A balance must be struck between the interests of prejudiced creditors on one hand and these conflicting interests on the other. Legislators are required to formulate further criteria for determining which legal acts are subject to reversal and which are to be upheld. These criteria can be either subjective or objective. Subjective criteria are concerned with the state of mind of the parties involved. Examples include intent, desire to prefer, good faith and bad faith. Objective criteria are those that do not deal with the state of mind of the parties. The clearest examples of these are the periods of time involved, e.g. three months before the onset of insolvency. Also, whether the debtor was solvent or insolvent at the time of transaction is considered an objective criterion, since it does not depend on the state of mind of the debtor. The same goes for the capacity of the persons involved, such as the fact that a counterparty is, for example, a controlling shareholder of the debtor.1
Both objective and subjective criteria have their specific merits and drawbacks. The most notable drawbacks of subjective criteria are the following: (i) The evaluation by courts of whether subjective criteria have been fulfilled is a time-consuming and expensive exercise. (ii) The outcome of proceedings revolving around subjective criteria is often uncertain. (iii) Whether or not the parties acted with a certain state of mind does not alter the prejudice itself, and is therefore irrelevant from the viewpoint of the creditors.2 (iv) Subjective criteria carry with them a moral reproach, thereby causing new conflicts about the moral integrity of the counterparty.3 Objective criteria have their own specific drawbacks: (i) Objective criteria are inflexible and unable to take into account the specific circumstances of the case at hand. (ii) Objective criteria are more likely to infringe on the principle of finality of contracts. (iii) The reliance on solely objective criteria creates the risk that the prejudice caused to the creditors is shifted to the counterparty, without the counterparty being at fault.
The research question is whether, and to what extent, it is possible and desirable to identify transaction avoidance rules solely on the basis of objective criteria.
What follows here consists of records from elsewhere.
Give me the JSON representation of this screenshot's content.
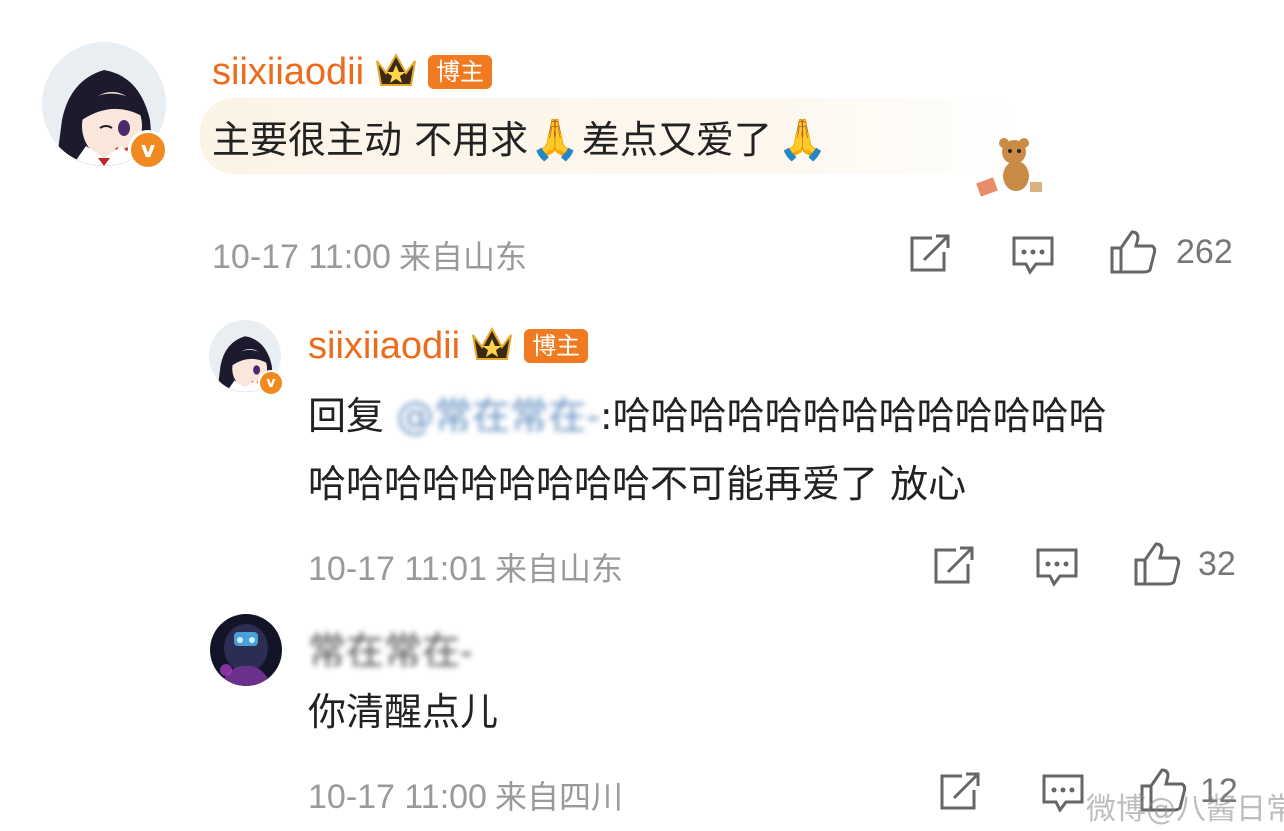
{
  "comments": [
    {
      "username": "siixiiaodii",
      "badge": "博主",
      "verified_mark": "v",
      "text": "主要很主动 不用求",
      "emoji": "🙏",
      "text2": "差点又爱了",
      "time": "10-17 11:00",
      "location": "来自山东",
      "likes": "262"
    },
    {
      "username": "siixiiaodii",
      "badge": "博主",
      "verified_mark": "v",
      "reply_prefix": "回复",
      "mention": "@常在常在-",
      "text_line1": ":哈哈哈哈哈哈哈哈哈哈哈哈哈",
      "text_line2": "哈哈哈哈哈哈哈哈哈不可能再爱了 放心",
      "time": "10-17 11:01",
      "location": "来自山东",
      "likes": "32"
    },
    {
      "username": "常在常在-",
      "text": "你清醒点儿",
      "time": "10-17 11:00",
      "location": "来自四川",
      "likes": "12"
    }
  ],
  "watermark": "微博@八酱日常",
  "colors": {
    "accent": "#ec6c1c",
    "mention": "#4a7fb5",
    "meta": "#9a9a9a"
  }
}
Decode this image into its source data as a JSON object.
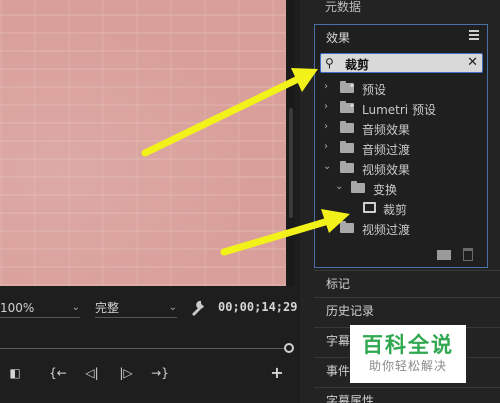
{
  "monitor": {
    "zoom": "100%",
    "quality": "完整",
    "timecode": "00;00;14;29",
    "transport": [
      "◧",
      "{←",
      "◁|",
      "|▷",
      "→}",
      "+"
    ]
  },
  "top_panel_label": "元数据",
  "effects": {
    "title": "效果",
    "search_value": "裁剪",
    "tree": {
      "presets": "预设",
      "lumetri": "Lumetri 预设",
      "audio_effects": "音频效果",
      "audio_transitions": "音频过渡",
      "video_effects": "视频效果",
      "transform": "变换",
      "crop": "裁剪",
      "video_transitions": "视频过渡"
    }
  },
  "sections": [
    "标记",
    "历史记录",
    "字幕",
    "事件",
    "字幕属性"
  ],
  "watermark": {
    "title": "百科全说",
    "subtitle": "助你轻松解决"
  },
  "colors": {
    "arrow": "#f2f21a",
    "accent": "#4b6fa8",
    "watermark_green": "#2fa84f"
  }
}
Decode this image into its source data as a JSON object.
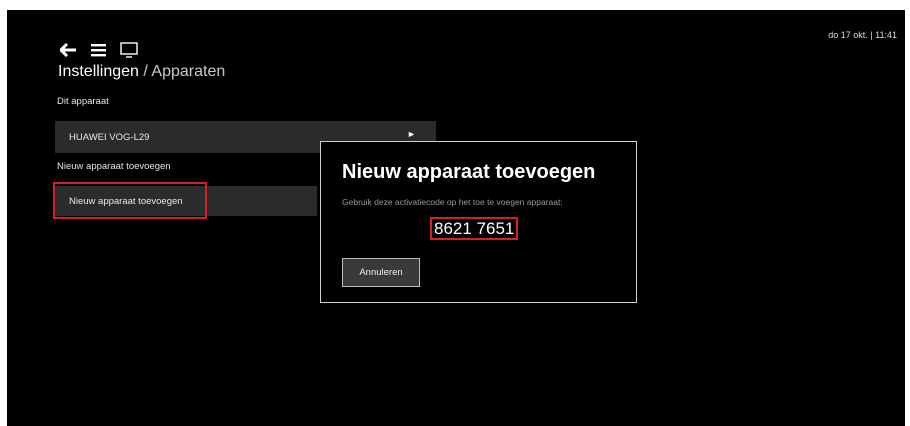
{
  "status": {
    "datetime": "do 17 okt. | 11:41"
  },
  "header": {
    "breadcrumb_main": "Instellingen",
    "breadcrumb_separator": " / ",
    "breadcrumb_sub": "Apparaten",
    "icons": [
      "back-arrow-icon",
      "menu-icon",
      "tv-icon"
    ]
  },
  "sections": {
    "this_device_label": "Dit apparaat",
    "this_device_name": "HUAWEI VOG-L29",
    "this_device_action_glyph": "►",
    "add_device_label": "Nieuw apparaat toevoegen",
    "add_device_button": "Nieuw apparaat toevoegen"
  },
  "dialog": {
    "title": "Nieuw apparaat toevoegen",
    "subtitle": "Gebruik deze activatiecode op het toe te voegen apparaat:",
    "code": "8621 7651",
    "cancel_label": "Annuleren"
  },
  "colors": {
    "background": "#000000",
    "row": "#2b2b2b",
    "focus_highlight": "#d32025",
    "dialog_border": "#cfcfcf"
  }
}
To establish whether such an objective rule is possible, an analysis will be made to what extent German law, English law and Dutch law rely on objective and subjective criteria. If an objective rule is actually in force in one of these legal systems, it remains to be seen whether such an objective rule realizes the underlying policy of the rule, without making unjustified infringements on the conflicting interests. If such an objective rule successfully overcomes the drawbacks relating to subjective criteria, without creating new problems, this objective rule can also be regarded as desirable.